As if that were not bad enough, members of Congress are reluctant to ask questions which are begging to be asked. How long will we occupy Iraq? We have already heard disputes on the numbers of troops which will be needed to retain order. What is the truth? How costly will the occupation and rebuilding be? No one has given a straight answer. How will we afford this long-term massive commitment, fight terrorism at home, address a serious crisis in domestic healthcare, afford behemoth military spending and give away billions in tax cuts amidst a deficit which has climbed to over $340 billion for this year alone? If the President's tax cut passes it will be $400 billion. We cower in the shadows while false statements proliferate. We accept soft answers and shaky explanations because to demand the truth is hard, or unpopular, or may be politically costly.

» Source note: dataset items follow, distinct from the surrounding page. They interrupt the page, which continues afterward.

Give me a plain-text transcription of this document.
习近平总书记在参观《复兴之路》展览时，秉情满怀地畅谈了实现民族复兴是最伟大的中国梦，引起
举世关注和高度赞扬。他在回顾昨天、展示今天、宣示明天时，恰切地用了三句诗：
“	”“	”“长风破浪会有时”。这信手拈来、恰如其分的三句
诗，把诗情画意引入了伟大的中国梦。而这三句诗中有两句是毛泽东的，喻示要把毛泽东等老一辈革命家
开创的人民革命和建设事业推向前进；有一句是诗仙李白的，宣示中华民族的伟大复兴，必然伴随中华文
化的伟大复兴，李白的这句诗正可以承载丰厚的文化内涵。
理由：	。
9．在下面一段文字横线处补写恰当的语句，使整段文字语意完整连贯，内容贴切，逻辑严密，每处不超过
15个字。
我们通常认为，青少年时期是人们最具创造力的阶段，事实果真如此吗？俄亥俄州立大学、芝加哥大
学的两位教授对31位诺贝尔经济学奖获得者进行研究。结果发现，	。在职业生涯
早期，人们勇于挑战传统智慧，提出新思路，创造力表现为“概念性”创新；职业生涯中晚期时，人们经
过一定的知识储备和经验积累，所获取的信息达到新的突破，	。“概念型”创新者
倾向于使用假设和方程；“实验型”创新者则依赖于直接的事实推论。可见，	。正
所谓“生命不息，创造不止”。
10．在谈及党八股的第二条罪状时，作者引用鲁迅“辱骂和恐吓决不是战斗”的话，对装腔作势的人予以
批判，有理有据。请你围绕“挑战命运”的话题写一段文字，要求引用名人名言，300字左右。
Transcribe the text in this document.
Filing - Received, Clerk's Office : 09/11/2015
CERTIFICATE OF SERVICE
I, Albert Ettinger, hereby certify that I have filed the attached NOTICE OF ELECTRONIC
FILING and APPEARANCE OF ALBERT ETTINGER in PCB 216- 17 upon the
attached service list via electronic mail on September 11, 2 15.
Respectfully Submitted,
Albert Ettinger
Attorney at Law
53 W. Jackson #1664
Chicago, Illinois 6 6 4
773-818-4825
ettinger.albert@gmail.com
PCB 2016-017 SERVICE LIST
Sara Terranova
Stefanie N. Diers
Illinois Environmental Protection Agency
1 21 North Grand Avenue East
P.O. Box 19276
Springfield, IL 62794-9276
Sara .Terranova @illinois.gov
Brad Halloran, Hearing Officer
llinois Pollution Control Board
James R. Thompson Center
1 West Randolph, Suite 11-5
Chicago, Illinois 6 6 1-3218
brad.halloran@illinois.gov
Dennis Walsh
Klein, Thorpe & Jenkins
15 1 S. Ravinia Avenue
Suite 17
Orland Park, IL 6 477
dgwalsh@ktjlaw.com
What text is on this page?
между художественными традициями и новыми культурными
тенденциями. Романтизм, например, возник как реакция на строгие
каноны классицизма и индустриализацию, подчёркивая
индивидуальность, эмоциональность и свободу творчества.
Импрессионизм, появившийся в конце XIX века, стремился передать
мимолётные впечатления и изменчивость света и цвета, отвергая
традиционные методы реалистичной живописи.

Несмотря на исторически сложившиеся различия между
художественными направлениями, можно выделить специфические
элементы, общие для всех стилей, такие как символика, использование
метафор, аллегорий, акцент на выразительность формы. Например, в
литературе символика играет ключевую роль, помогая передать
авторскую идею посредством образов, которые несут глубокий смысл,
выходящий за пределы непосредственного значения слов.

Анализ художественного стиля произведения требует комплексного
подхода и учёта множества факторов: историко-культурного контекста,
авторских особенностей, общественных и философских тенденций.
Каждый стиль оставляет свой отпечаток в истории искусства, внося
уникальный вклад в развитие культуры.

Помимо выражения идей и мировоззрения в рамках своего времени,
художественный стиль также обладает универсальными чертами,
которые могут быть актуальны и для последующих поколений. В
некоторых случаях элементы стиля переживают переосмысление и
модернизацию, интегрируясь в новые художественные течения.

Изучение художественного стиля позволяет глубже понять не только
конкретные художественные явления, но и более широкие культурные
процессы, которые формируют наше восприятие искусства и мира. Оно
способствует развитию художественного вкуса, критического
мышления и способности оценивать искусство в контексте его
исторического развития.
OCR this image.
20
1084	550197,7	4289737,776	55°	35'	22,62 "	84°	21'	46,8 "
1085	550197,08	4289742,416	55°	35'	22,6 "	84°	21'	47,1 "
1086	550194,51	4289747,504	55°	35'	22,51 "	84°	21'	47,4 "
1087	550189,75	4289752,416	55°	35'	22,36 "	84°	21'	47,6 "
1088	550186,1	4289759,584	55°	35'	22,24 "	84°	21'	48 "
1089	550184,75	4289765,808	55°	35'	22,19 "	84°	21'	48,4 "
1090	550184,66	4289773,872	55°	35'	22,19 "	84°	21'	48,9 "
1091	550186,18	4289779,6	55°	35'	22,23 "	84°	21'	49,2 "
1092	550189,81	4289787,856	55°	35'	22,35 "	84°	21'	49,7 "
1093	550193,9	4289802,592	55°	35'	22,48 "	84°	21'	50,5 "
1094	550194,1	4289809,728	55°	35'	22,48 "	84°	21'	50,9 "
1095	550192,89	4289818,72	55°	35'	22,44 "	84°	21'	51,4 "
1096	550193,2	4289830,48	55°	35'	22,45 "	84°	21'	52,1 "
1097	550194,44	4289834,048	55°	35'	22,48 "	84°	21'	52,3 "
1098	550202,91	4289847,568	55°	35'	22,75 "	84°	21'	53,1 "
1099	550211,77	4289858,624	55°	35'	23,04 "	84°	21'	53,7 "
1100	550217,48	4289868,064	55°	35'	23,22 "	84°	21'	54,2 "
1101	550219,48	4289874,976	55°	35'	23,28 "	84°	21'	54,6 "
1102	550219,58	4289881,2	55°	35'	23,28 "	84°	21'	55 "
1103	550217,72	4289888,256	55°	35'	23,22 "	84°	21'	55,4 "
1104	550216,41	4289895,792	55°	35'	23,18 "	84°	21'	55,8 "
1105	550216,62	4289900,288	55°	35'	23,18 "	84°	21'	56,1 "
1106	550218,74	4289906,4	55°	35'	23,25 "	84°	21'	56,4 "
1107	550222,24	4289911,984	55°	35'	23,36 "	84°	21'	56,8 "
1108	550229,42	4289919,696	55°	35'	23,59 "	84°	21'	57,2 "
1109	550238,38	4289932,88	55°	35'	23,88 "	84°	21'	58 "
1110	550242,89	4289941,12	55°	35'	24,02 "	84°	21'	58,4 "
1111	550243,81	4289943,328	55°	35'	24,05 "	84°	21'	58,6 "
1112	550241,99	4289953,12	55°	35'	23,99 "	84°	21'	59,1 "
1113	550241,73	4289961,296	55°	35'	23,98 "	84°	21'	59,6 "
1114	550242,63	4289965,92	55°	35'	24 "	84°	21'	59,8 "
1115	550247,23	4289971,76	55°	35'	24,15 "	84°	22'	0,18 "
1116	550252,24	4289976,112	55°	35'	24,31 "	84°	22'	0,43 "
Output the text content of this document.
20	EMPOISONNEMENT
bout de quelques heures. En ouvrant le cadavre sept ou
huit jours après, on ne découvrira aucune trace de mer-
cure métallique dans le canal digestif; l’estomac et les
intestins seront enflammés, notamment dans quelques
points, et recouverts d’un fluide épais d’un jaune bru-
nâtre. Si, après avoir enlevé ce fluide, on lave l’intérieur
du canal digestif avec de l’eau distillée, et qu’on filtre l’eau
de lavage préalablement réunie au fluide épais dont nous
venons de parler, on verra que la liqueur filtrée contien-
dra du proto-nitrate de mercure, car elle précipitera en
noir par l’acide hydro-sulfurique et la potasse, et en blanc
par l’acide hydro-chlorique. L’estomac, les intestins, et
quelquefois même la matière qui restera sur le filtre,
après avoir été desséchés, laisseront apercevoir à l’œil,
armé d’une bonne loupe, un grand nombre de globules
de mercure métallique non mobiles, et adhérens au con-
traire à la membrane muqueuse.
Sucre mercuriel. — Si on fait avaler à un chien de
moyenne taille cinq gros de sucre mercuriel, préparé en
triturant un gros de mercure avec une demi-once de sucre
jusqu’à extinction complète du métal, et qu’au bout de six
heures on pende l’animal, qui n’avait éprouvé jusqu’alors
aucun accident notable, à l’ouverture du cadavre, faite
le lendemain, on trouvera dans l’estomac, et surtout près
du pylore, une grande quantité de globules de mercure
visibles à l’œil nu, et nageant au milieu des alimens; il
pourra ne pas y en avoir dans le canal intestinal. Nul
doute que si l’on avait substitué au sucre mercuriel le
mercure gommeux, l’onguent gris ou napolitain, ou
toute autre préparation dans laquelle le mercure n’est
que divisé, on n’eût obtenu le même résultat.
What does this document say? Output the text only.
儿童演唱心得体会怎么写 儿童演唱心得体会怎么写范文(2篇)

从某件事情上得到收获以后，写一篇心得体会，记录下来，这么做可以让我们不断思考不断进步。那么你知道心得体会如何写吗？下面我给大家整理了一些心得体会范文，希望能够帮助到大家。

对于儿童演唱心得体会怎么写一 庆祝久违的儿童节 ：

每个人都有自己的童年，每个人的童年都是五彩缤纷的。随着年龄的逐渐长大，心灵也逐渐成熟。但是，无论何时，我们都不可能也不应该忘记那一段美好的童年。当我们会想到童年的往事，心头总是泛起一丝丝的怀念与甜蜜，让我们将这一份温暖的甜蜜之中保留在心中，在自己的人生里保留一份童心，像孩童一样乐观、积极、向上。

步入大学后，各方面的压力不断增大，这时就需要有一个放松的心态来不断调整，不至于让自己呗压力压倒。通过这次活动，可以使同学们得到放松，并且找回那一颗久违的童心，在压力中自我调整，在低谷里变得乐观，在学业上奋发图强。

But, I contend that, through it all, the people know. The American people unfortunately are used to political shading, spin, and the usual chicanery they hear from public officials. They patiently tolerate it up to a point. But there is a line. It may seem to be drawn in invisible ink for a time, but eventually it will appear in dark colors, tinged with anger. When it comes to shedding American blood – when it comes to wreaking havoc on civilians, on innocent men, women, and children, callous dissembling is not acceptable. Nothing is worth that kind of lie – not oil, not revenge, not reelection, not somebody's grand pipedream of a democratic domino theory.
And mark my words, the calculated intimidation which we see so often of late by the "powers that be" will only keep the loyal opposition quiet for just so long. Because eventually, like it always does, the truth will emerge. And when it does, this house of cards, built of deceit, will fall.